How are DFSV long call max profit and max loss calculated?
Max profit is unbounded; max loss equals the premium paid times 100. Breakeven is strike plus premium. For the DFSV long call priced from the end-of-day chain at a 30-day expiry (ATM IV 29.80%), the computed maximum profit is unbounded per contract and the computed maximum loss is unbounded per contract. Live intraday quotes will differ as the chain moves through the trading session.
What is the breakeven for a DFSV long call?
The breakeven for the DFSV long call priced on this page is no defined breakeven on the modeled curve at expiration, derived from end-of-day chain premiums. Breakeven is the underlying price at which the strategy's P&L crosses zero ignoring transaction costs and assignment risk.

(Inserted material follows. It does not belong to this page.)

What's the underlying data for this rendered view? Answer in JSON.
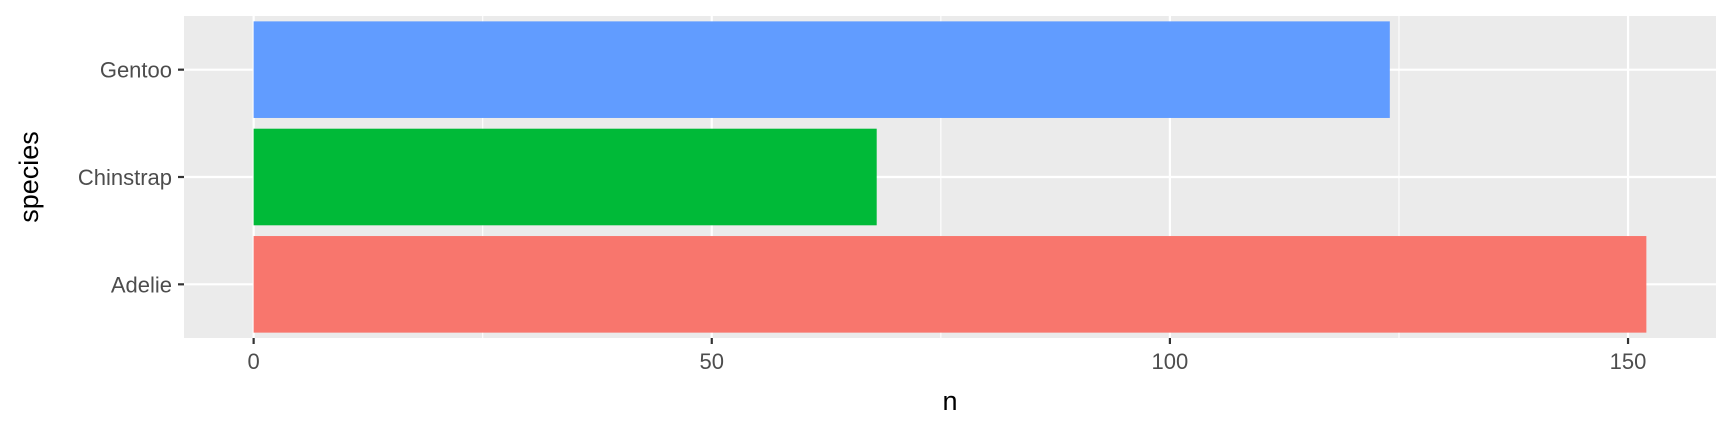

The current DFSV market-implied 1-standard-deviation expected move is approximately 8.54%; if the move sits well outside the breakeven distance, the structure's risk-reward becomes correspondingly tighter.
When should you consider a long call on DFSV?
Long calls on DFSV express a bullish thesis with defined risk; traders use them ahead of DFSV catalysts (earnings, product launches, macro events) when the expected upside justifies the premium and theta decay.
How does current DFSV implied volatility affect this long call?
DFSV ATM IV is at 29.80% with IV rank near 26.79%, which is on the low end of its 1-year range. Premium-buying structures (long call, long put, debit spreads) are relatively cheap in this regime; premium-selling structures collect less credit per unit risk.